Determination of MSP is based on the following factors:-

  • Cost of production
  • Changes in input prices
  • Input-output price parity
  • Trends in market prices
  • Demand and supply
  • Inter-crop price parity
  • Effect on industrial cost structure
  • Effect on the cost of living
  • Effect on the general price level
  • International price situation
  • Parity between prices paid and prices received by the farmers.
  • Effect on issue prices and implications for subsidy

Crops covered under MSP

Government announces minimum support prices (MSPs) for 22 mandated crops and fair and remunerative price (FRP) for sugarcane

  • Cereals (7) – paddy, wheat, barley, jowar, bajra, maize and ragi
  • Pulses (5) – gram, arhar/tur, moong, urad and lentil
  • Oilseeds (8) – groundnut, rapeseed/mustard, toria, soybean, sunflower seed, sesamum, safflower seed and niger seed
  • Raw cotton
  • Raw jute
  • Copra
  • De-husked coconut
  • Sugarcane (Fair and remunerative price)
  • Virginia flu cured (VFC) tobacco
  • The Food Corporation of India (FCI), the nodal central agency of the Government of India, along with other State Agencies undertakes procurement of crops

National Commission on Farmers: Swaminathan Committee 

  • In 2004, the Union government formed the National Commission on Farmers (NCF) with MS Swaminathan as its chairman.

Aim:

  • To come up with a sustainable farming system, make farm commodities cost-competitive and more profitable.
  • It, in 2006, recommended that MSPs must be at least 50% more than the cost of production.

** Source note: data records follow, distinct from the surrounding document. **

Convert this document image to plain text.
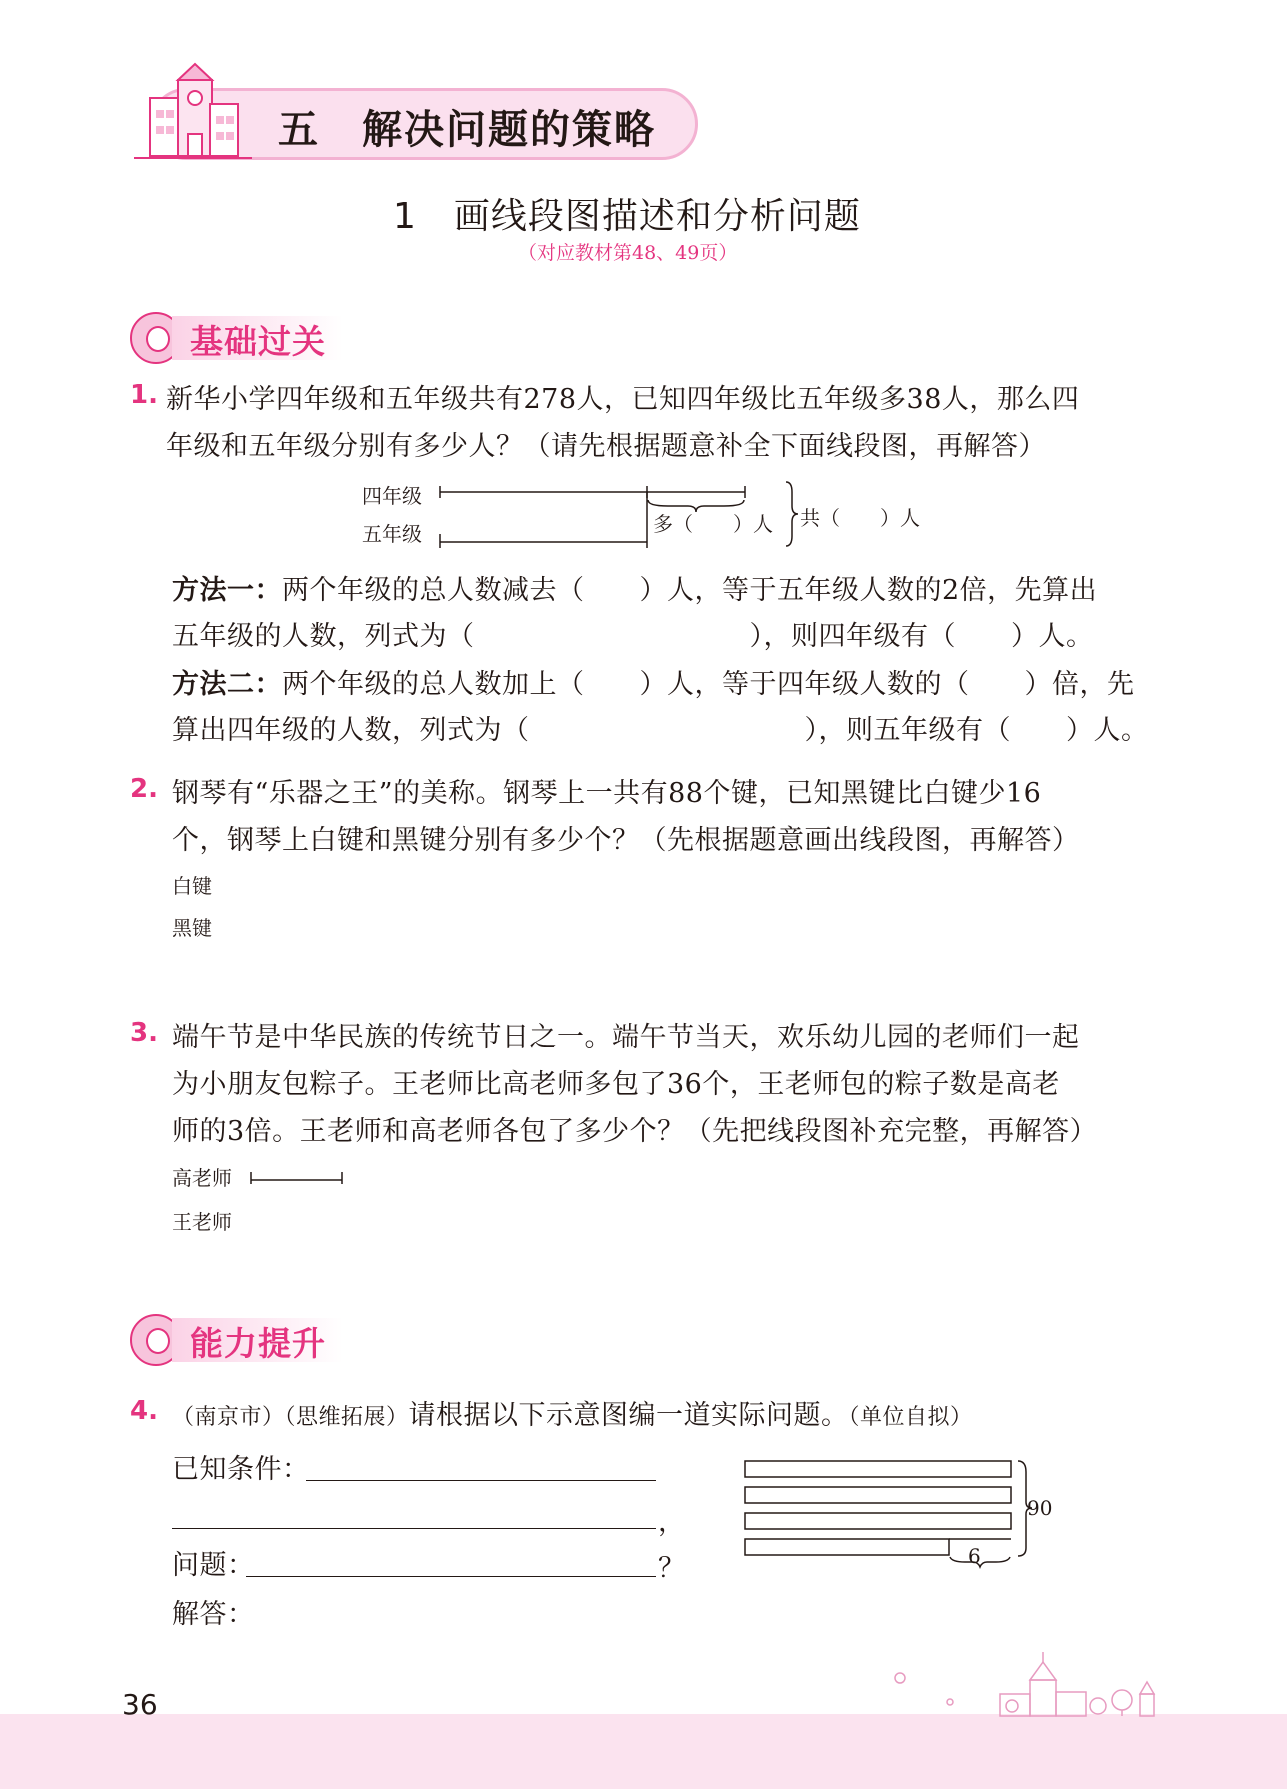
五　解决问题的策略
1　画线段图描述和分析问题
（对应教材第48、49页）
基础过关
1. 新华小学四年级和五年级共有278人，已知四年级比五年级多38人，那么四
年级和五年级分别有多少人？（请先根据题意补全下面线段图，再解答）
四年级
五年级	多（　　）人 共（　　）人
方法一：两个年级的总人数减去（　　）人，等于五年级人数的2倍，先算出
五年级的人数，列式为（　　　　　　　　　　），则四年级有（　　）人。
方法二：两个年级的总人数加上（　　）人，等于四年级人数的（　　）倍，先
算出四年级的人数，列式为（　　　　　　　　　　），则五年级有（　　）人。
2. 钢琴有“乐器之王”的美称。钢琴上一共有88个键，已知黑键比白键少16
个，钢琴上白键和黑键分别有多少个？（先根据题意画出线段图，再解答）
白键
黑键
3. 端午节是中华民族的传统节日之一。端午节当天，欢乐幼儿园的老师们一起
为小朋友包粽子。王老师比高老师多包了36个，王老师包的粽子数是高老
师的3倍。王老师和高老师各包了多少个？（先把线段图补充完整，再解答）
高老师
王老师
能力提升
4. （南京市）（思维拓展）请根据以下示意图编一道实际问题。（单位自拟）
已知条件：
，
问题：	？
解答：
90
6
36
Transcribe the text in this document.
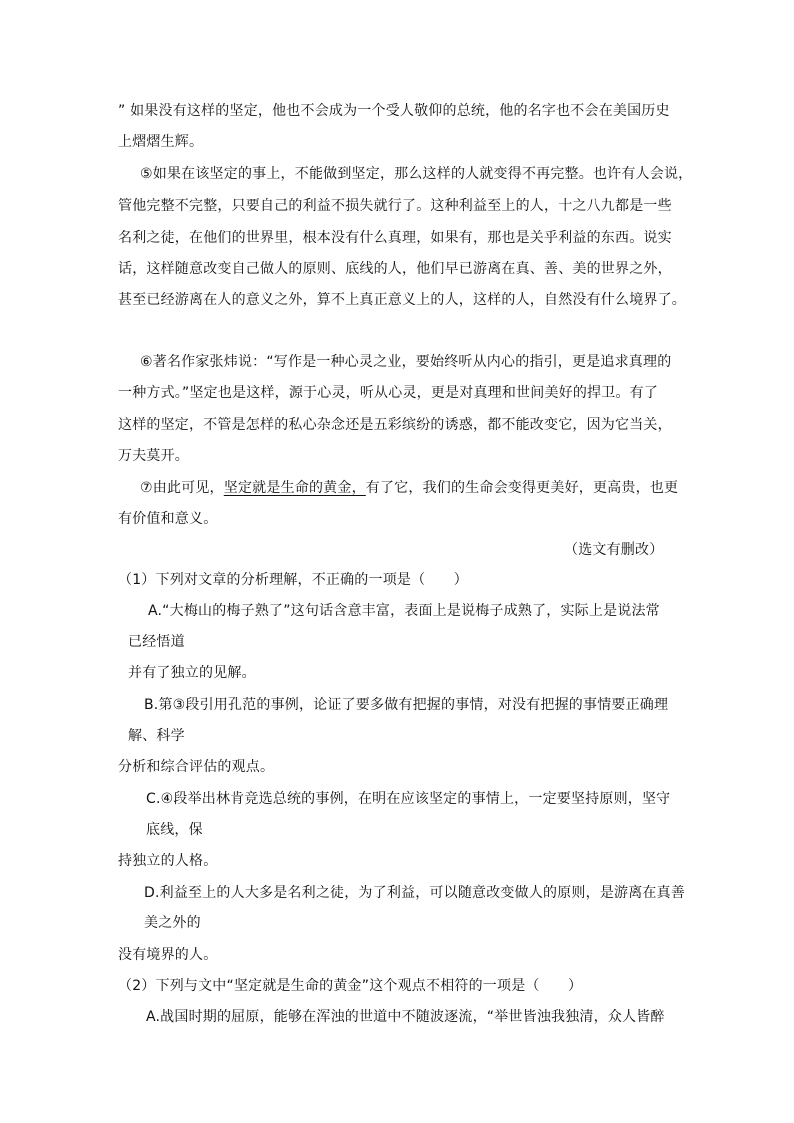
” 如果没有这样的坚定，他也不会成为一个受人敬仰的总统，他的名字也不会在美国历史
上熠熠生辉。
⑤如果在该坚定的事上，不能做到坚定，那么这样的人就变得不再完整。也许有人会说，
管他完整不完整，只要自己的利益不损失就行了。这种利益至上的人，十之八九都是一些
名利之徒，在他们的世界里，根本没有什么真理，如果有，那也是关乎利益的东西。说实
话，这样随意改变自己做人的原则、底线的人，他们早已游离在真、善、美的世界之外，
甚至已经游离在人的意义之外，算不上真正意义上的人，这样的人，自然没有什么境界了。
⑥著名作家张炜说：“写作是一种心灵之业，要始终听从内心的指引，更是追求真理的
一种方式。”坚定也是这样，源于心灵，听从心灵，更是对真理和世间美好的捍卫。有了
这样的坚定，不管是怎样的私心杂念还是五彩缤纷的诱惑，都不能改变它，因为它当关，
万夫莫开。
⑦由此可见，坚定就是生命的黄金，有了它，我们的生命会变得更美好，更高贵，也更
有价值和意义。
（选文有删改）
（1）下列对文章的分析理解，不正确的一项是（　　）
A.“大梅山的梅子熟了”这句话含意丰富，表面上是说梅子成熟了，实际上是说法常
已经悟道
并有了独立的见解。
B.第③段引用孔范的事例，论证了要多做有把握的事情，对没有把握的事情要正确理
解、科学
分析和综合评估的观点。
C.④段举出林肯竞选总统的事例，在明在应该坚定的事情上，一定要坚持原则，坚守
底线，保
持独立的人格。
D.利益至上的人大多是名利之徒，为了利益，可以随意改变做人的原则，是游离在真善
美之外的
没有境界的人。
（2）下列与文中“坚定就是生命的黄金”这个观点不相符的一项是（　　）
A.战国时期的屈原，能够在浑浊的世道中不随波逐流，“举世皆浊我独清，众人皆醉
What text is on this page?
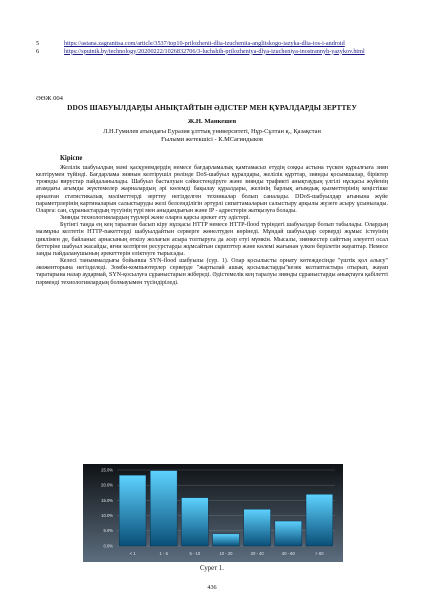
5	https://astana.zagranitsa.com/article/3537/top10-prilozhenii-dlia-izucheniia-angliiskogo-iazyka-dlia-ios-i-android
6	https://sputnik.by/technology/20200222/1026832706/3-luchshih-prilozheniya-dlya-izucheniya-inostrannyh-yazykov.html
ӘӨЖ 004
DDOS ШАБУЫЛДАРДЫ АНЫҚТАЙТЫН ӘДІСТЕР МЕН ҚҰРАЛДАРДЫ ЗЕРТТЕУ
Ж.Н. Манкешев
Л.Н.Гумилев атындағы Еуразия ұлттық университеті, Нұр-Сұлтан қ., Қазақстан
Ғылыми жетекшісі - К.МСагиндыков
Кіріспе

Желілік шабуылдың мәні қасқүнемдердің немесе бағдарламалық қамтамасыз етудің соққы астына түскен құрылғыға зиян келтірумен түйінді. Бағдарлама зиянын келтірушіл рөлінде DoS-шабуыл құралдары, желілік құрттар, зиянды қосымшалар, біріктер троянды вирустар пайдаланылады. Шабуыл басталуын сәйкестендіруге және зиянды трафикті анықтаудың үлгілі нұсқасы жүйенің атамдағы ағымды жүктемелер жарналардың әрі көлемді бақылау құралдары, желінің барлық ағымдық қызметтерінің кеңістікке арналған статистикалық мәліметтерді зерттеу негізделген техникалар болып саналады. DDoS-шабуылдар ағынына жүйе параметрлерінің картиналарын салыстыруды желі белсенділігін әртүрлі сипаттамаларын салыстыру арқылы жүзеге асыру ұсынылады. Оларға: сан, сұраныстардың түсуінің түрі мен аныдамдығын және IP - адрестерін жатқызуға болады.

Зиянды технологиялардың түрлері және оларға қарсы әрекет ету әдістері.

Бүгінгі таңда ең кең таралған басып кіру нұсқасы HTTP немесе HTTP-flood түріндегі шабуылдар болып табылады. Олардың мазмұны келтетін HTTP-пакеттерді шабуылдайтын серверге жөнелтуден көрінеді. Мұндай шабуылдар серверді жұмыс істеуінің циклімен де, байланыс арнасының өткізу жолағын асыра толтыруға да әсер етуі мүмкін. Мысалы, зиянкестер сайттың әлеуетті осал беттеріне шабуыл жасайды, яғни келтірген ресурстарды жұмсайтын скрипттер және көлемі жағынан үлкен берілетін жауаптар. Немесе заңды пайдаланушының әрекеттерін еліктеуге тырысады.

Келесі таныммалдығы бойынша SYN-flood шабуылы (сур. 1). Олар қосылысты орнату көтеждесінде "үштік қол алысу" әкоженторына негізделеді. Зомби-компьютерлер серверде "жартылай ашық қосылыстарды"кезек келтаптастыра отырып, жауап таратарына назар аудармай, SYN-қосылуға сұраныстарын жібереді. Әдістемелік кең таралуы зиянды сұраныстарды анықтауға қабілетті пәрменді технологиялардың болмауымен түсіндіріледі.

0.0%
5.0%
10.0%
15.0%
20.0%
25.0%
< 1	1 - 5	5 - 10	10 - 20	20 - 40	40 - 60	> 60
Сурет 1.
436
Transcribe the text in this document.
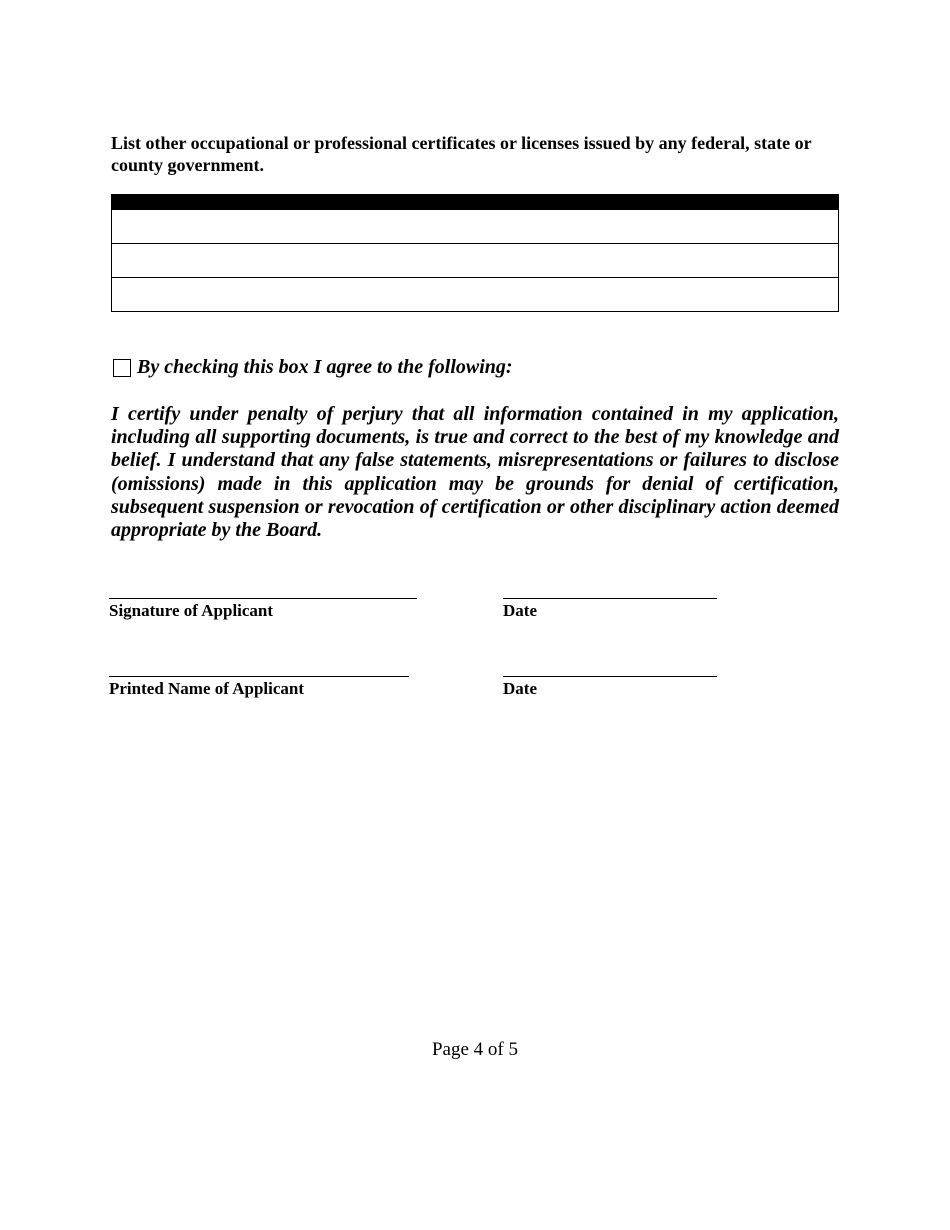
List other occupational or professional certificates or licenses issued by any federal, state or county government.

By checking this box I agree to the following:
I certify under penalty of perjury that all information contained in my application, including all supporting documents, is true and correct to the best of my knowledge and belief. I understand that any false statements, misrepresentations or failures to disclose (omissions) made in this application may be grounds for denial of certification, subsequent suspension or revocation of certification or other disciplinary action deemed appropriate by the Board.
Signature of Applicant	Date
Printed Name of Applicant	Date
Page 4 of 5
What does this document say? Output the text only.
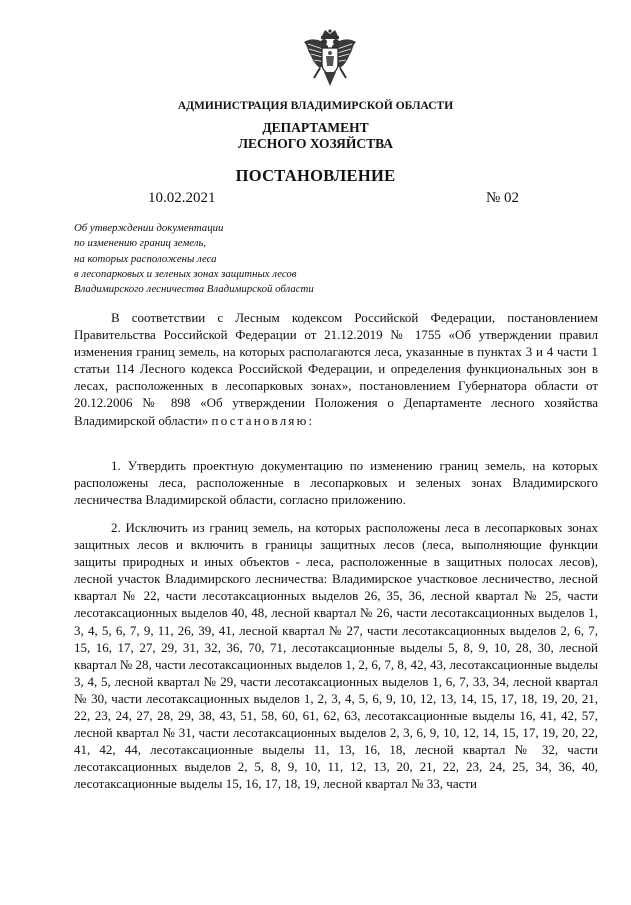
АДМИНИСТРАЦИЯ ВЛАДИМИРСКОЙ ОБЛАСТИ
ДЕПАРТАМЕНТ
ЛЕСНОГО ХОЗЯЙСТВА
ПОСТАНОВЛЕНИЕ
10.02.2021	№ 02
Об утверждении документации
по изменению границ земель,
на которых расположены леса
в лесопарковых и зеленых зонах защитных лесов
Владимирского лесничества Владимирской области

В соответствии с Лесным кодексом Российской Федерации, постановлением Правительства Российской Федерации от 21.12.2019 № 1755 «Об утверждении правил изменения границ земель, на которых располагаются леса, указанные в пунктах 3 и 4 части 1 статьи 114 Лесного кодекса Российской Федерации, и определения функциональных зон в лесах, расположенных в лесопарковых зонах», постановлением Губернатора области от 20.12.2006 № 898 «Об утверждении Положения о Департаменте лесного хозяйства Владимирской области» постановляю:

1. Утвердить проектную документацию по изменению границ земель, на которых расположены леса, расположенные в лесопарковых и зеленых зонах Владимирского лесничества Владимирской области, согласно приложению.

2. Исключить из границ земель, на которых расположены леса в лесопарковых зонах защитных лесов и включить в границы защитных лесов (леса, выполняющие функции защиты природных и иных объектов - леса, расположенные в защитных полосах лесов), лесной участок Владимирского лесничества: Владимирское участковое лесничество, лесной квартал № 22, части лесотаксационных выделов 26, 35, 36, лесной квартал № 25, части лесотаксационных выделов 40, 48, лесной квартал № 26, части лесотаксационных выделов 1, 3, 4, 5, 6, 7, 9, 11, 26, 39, 41, лесной квартал № 27, части лесотаксационных выделов 2, 6, 7, 15, 16, 17, 27, 29, 31, 32, 36, 70, 71, лесотаксационные выделы 5, 8, 9, 10, 28, 30, лесной квартал № 28, части лесотаксационных выделов 1, 2, 6, 7, 8, 42, 43, лесотаксационные выделы 3, 4, 5, лесной квартал № 29, части лесотаксационных выделов 1, 6, 7, 33, 34, лесной квартал № 30, части лесотаксационных выделов 1, 2, 3, 4, 5, 6, 9, 10, 12, 13, 14, 15, 17, 18, 19, 20, 21, 22, 23, 24, 27, 28, 29, 38, 43, 51, 58, 60, 61, 62, 63, лесотаксационные выделы 16, 41, 42, 57, лесной квартал № 31, части лесотаксационных выделов 2, 3, 6, 9, 10, 12, 14, 15, 17, 19, 20, 22, 41, 42, 44, лесотаксационные выделы 11, 13, 16, 18, лесной квартал № 32, части лесотаксационных выделов 2, 5, 8, 9, 10, 11, 12, 13, 20, 21, 22, 23, 24, 25, 34, 36, 40, лесотаксационные выделы 15, 16, 17, 18, 19, лесной квартал № 33, части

It talked about the cost of farming at three levels:

  1. A2: All the types of cash expenditure to generate the crop like seeds, manure, chemicals, labour costs, fuel costs and irrigation costs.
  2. A2+FL: It includes A2 plus an imputed value of unpaid family labour.
  3. C2: Under C2, the estimated land rent and the cost of interest on the money taken for farming are added to A2 and FL.